The girl shrugged. "The doctor at the welfare clinic I get my school shots at told Mom that I needed to go for tests to determine what it was, but we didn't have the money so I never went."
"Did he have any idea? How long ago was that?"
"He said it might be leukemia or tuberculosis. I think it's been, like, maybe seven or eight months ago, 'cause I went at the end of winter and it's fall now."
Sara went cold. The chattering voices in her mind, the voices of the Witchblade, went silent. Leukemia. Tuberculosis. "But…but…children die from that…" Sara finally managed, her voice a weak croak. "If you don't get treatment you die from that."
"I know. I did some reading in the library," Jade said matter-of-factly, propping her elbows on the counter and resting her chin on her folded hands. "It's all right. We don't have the money for the tests and treatments and stuff, so I just have to live with it. Mom says doctors don't always know everything and he was probably just trying to get more money from us. Hakeem says I'll go to heaven and be with the angels, and I think I'd like that 'cause heaven sounds like a better place than down here."
Sara couldn't speak. The Witchblade was silent. All she could do was stare at Jade, her eyes filling with tears. "No," she said finally, sick at heart. "No…it can't be…" Jade looked at her quizzically, opened her mouth to speak…and started coughing again. Sara snapped out of her shock and caught her as she fell off the stool with the force of her coughing.

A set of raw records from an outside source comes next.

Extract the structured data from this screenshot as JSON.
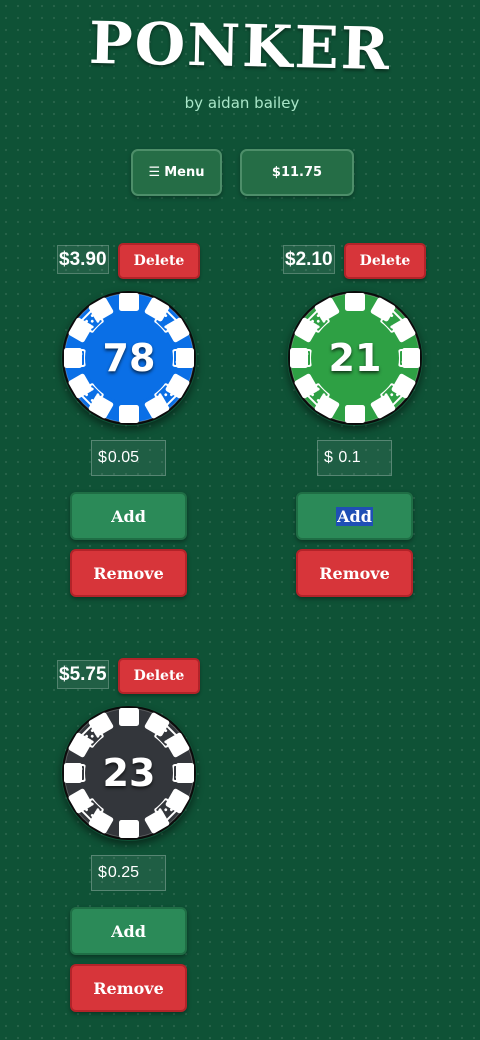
{
  "header": {
    "title": "PONKER",
    "byline": "by aidan bailey"
  },
  "toolbar": {
    "menu_icon": "hamburger-icon",
    "menu_glyph": "☰",
    "menu_label": "Menu",
    "total_label": "$11.75"
  },
  "chips": [
    {
      "value_label": "$3.90",
      "delete_label": "Delete",
      "count": "78",
      "color": "#0a6fe6",
      "amount_prefix": "$",
      "amount_value": "0.05",
      "add_label": "Add",
      "remove_label": "Remove"
    },
    {
      "value_label": "$2.10",
      "delete_label": "Delete",
      "count": "21",
      "color": "#2ea044",
      "amount_prefix": "$",
      "amount_value": " 0.1",
      "add_label": "Add",
      "remove_label": "Remove"
    },
    {
      "value_label": "$5.75",
      "delete_label": "Delete",
      "count": "23",
      "color": "#33363b",
      "amount_prefix": "$",
      "amount_value": "0.25",
      "add_label": "Add",
      "remove_label": "Remove"
    }
  ],
  "colors": {
    "felt": "#0f5236",
    "add_green": "#2b8a58",
    "danger_red": "#d7353a"
  },
  "icons": {
    "chip_edge": "die-icon"
  }
}
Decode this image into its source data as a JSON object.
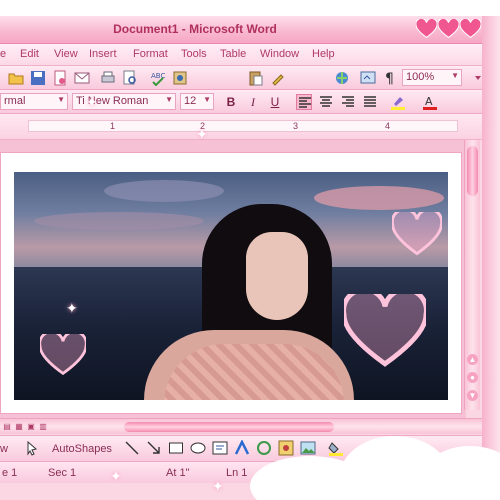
{
  "window": {
    "title": "Document1 - Microsoft Word"
  },
  "menu": [
    "e",
    "Edit",
    "View",
    "Insert",
    "Format",
    "Tools",
    "Table",
    "Window",
    "Help"
  ],
  "toolbar": {
    "zoom": "100%"
  },
  "formatting": {
    "style": "rmal",
    "font": "Ti    New Roman",
    "size": "12",
    "bold": "B",
    "italic": "I",
    "underline": "U"
  },
  "ruler": {
    "numbers": [
      "1",
      "2",
      "3",
      "4"
    ]
  },
  "drawing_toolbar": {
    "draw_label": "w",
    "autoshapes_label": "AutoShapes"
  },
  "status": {
    "page": "e 1",
    "section": "Sec 1",
    "at": "At 1\"",
    "line": "Ln 1"
  },
  "colors": {
    "accent": "#f48ab0",
    "title_text": "#b0305e",
    "chrome": "#fbd6e3"
  }
}
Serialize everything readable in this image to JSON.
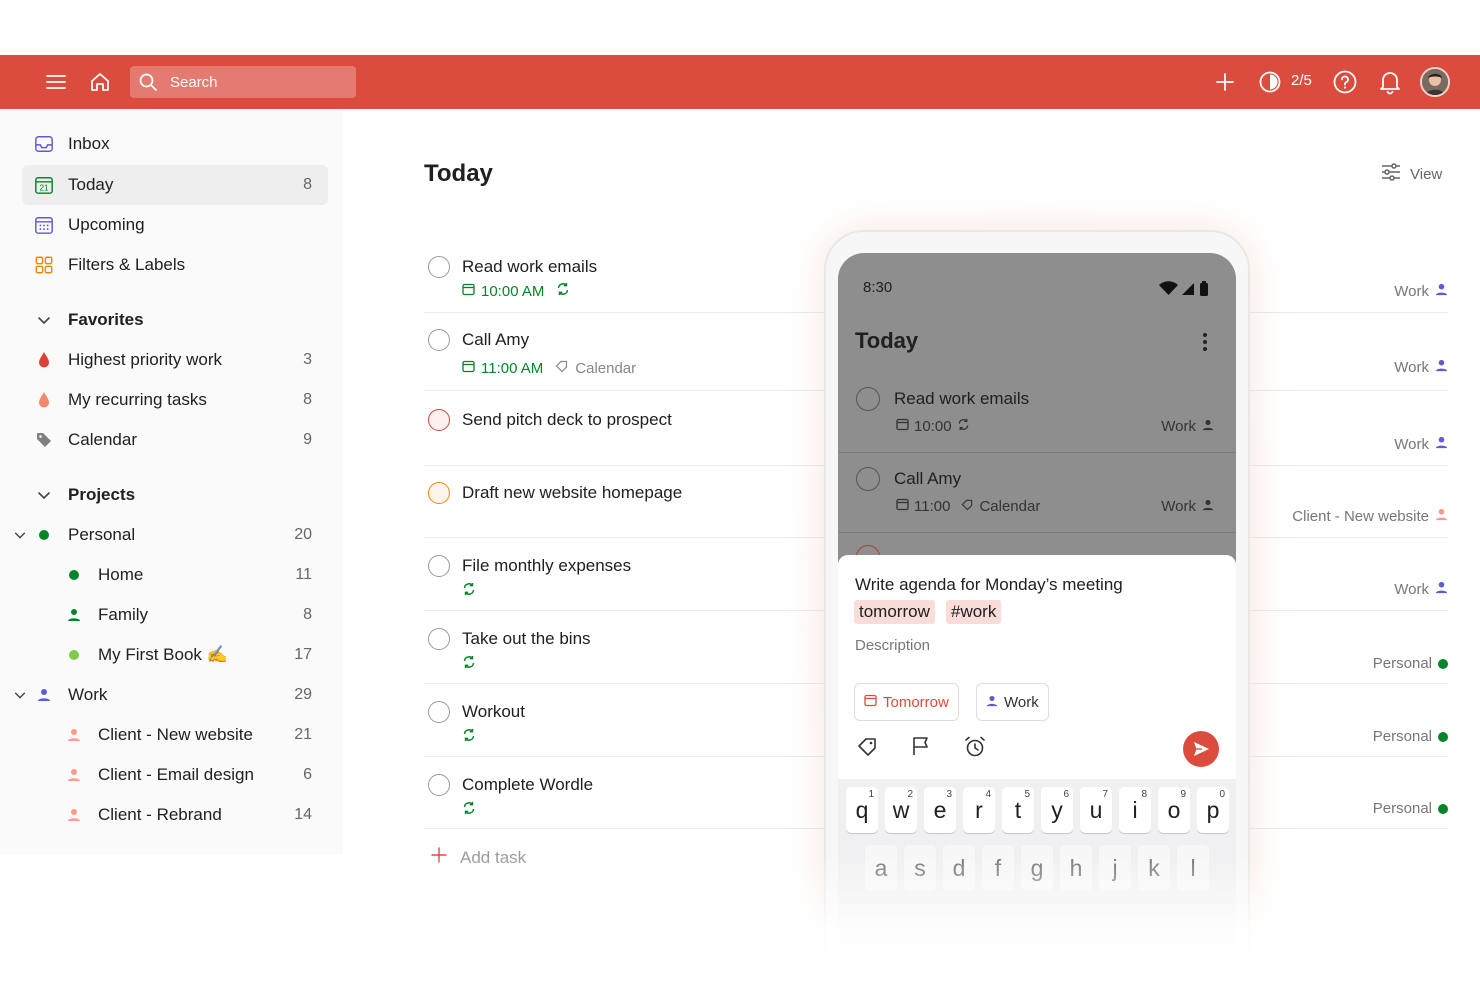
{
  "topbar": {
    "search_placeholder": "Search",
    "karma": "2/5",
    "accent": "#dc4c3e"
  },
  "sidebar": {
    "nav": [
      {
        "label": "Inbox",
        "icon": "inbox-icon"
      },
      {
        "label": "Today",
        "icon": "calendar-today-icon",
        "day": "21",
        "count": "8",
        "active": true
      },
      {
        "label": "Upcoming",
        "icon": "calendar-grid-icon"
      },
      {
        "label": "Filters & Labels",
        "icon": "grid-icon"
      }
    ],
    "favorites_header": "Favorites",
    "favorites": [
      {
        "label": "Highest priority work",
        "count": "3",
        "icon": "drop-icon"
      },
      {
        "label": "My recurring tasks",
        "count": "8",
        "icon": "drop-icon"
      },
      {
        "label": "Calendar",
        "count": "9",
        "icon": "tag-icon"
      }
    ],
    "projects_header": "Projects",
    "projects": [
      {
        "label": "Personal",
        "count": "20"
      },
      {
        "label": "Home",
        "count": "11"
      },
      {
        "label": "Family",
        "count": "8"
      },
      {
        "label": "My First Book ✍️",
        "count": "17"
      },
      {
        "label": "Work",
        "count": "29"
      },
      {
        "label": "Client - New website",
        "count": "21"
      },
      {
        "label": "Client - Email design",
        "count": "6"
      },
      {
        "label": "Client - Rebrand",
        "count": "14"
      }
    ]
  },
  "main": {
    "title": "Today",
    "view_label": "View",
    "tasks": [
      {
        "title": "Read work emails",
        "time": "10:00 AM",
        "project": "Work"
      },
      {
        "title": "Call Amy",
        "time": "11:00 AM",
        "label": "Calendar",
        "project": "Work"
      },
      {
        "title": "Send pitch deck to prospect",
        "project": "Work"
      },
      {
        "title": "Draft new website homepage",
        "project": "Client - New website"
      },
      {
        "title": "File monthly expenses",
        "project": "Work"
      },
      {
        "title": "Take out the bins",
        "project": "Personal"
      },
      {
        "title": "Workout",
        "project": "Personal"
      },
      {
        "title": "Complete Wordle",
        "project": "Personal"
      }
    ],
    "add_task": "Add task"
  },
  "phone": {
    "time": "8:30",
    "title": "Today",
    "tasks": [
      {
        "title": "Read work emails",
        "time": "10:00",
        "project": "Work"
      },
      {
        "title": "Call Amy",
        "time": "11:00",
        "label": "Calendar",
        "project": "Work"
      }
    ],
    "composer": {
      "text": "Write agenda for Monday’s meeting",
      "chip_date": "tomorrow",
      "chip_tag": "#work",
      "description_placeholder": "Description",
      "date_pill": "Tomorrow",
      "project_pill": "Work"
    },
    "keyboard": {
      "row1": [
        "q",
        "w",
        "e",
        "r",
        "t",
        "y",
        "u",
        "i",
        "o",
        "p"
      ],
      "row1_nums": [
        "1",
        "2",
        "3",
        "4",
        "5",
        "6",
        "7",
        "8",
        "9",
        "0"
      ],
      "row2": [
        "a",
        "s",
        "d",
        "f",
        "g",
        "h",
        "j",
        "k",
        "l"
      ]
    }
  }
}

She guided Jade across the floor to the couch, seating her and wrapping the thick comforter around her. Jade coughed for a long time, and Sara again felt tears welling up when she saw blood on the girl's lips after coughing. She handed the girl a tissue quickly, and took it when Jade finished coughing. "Why don't you lie down and get some sleep," she said gently as she got up. "I know you're tired. I want to make some phone calls and see if there's anything that can be done." Jade nodded, her eyelids already drooping, and Sara propped a pillow under her head and tucked the covers around her shoulders. She headed for the kitchen, emptying and washing the dishes, then took the phone into the bathroom. She got her address book out of her night table on the way; it was so rare that she called anyone that she didn't know any numbers by heart except work. Searching quickly, she found the number she wanted, dialed it quickly, and waited, heart pounding, for it to pick up.
"Hello?" came a drowsy male voice from the other end of the phone.
"Jake!" Sara sighed in relief. "Jake, look, I need your help."
"Pez, do you know what time it is?" Jake still sounded befuddled. Sara shot a quick glance at her bedside clock. It was 11:30 pm. "I know you have off tomorrow but some of us are still working and need to get some beauty sleep—"
"Oh, Jake, you're beautiful enough already. Listen, I have a problem maybe you can help me with."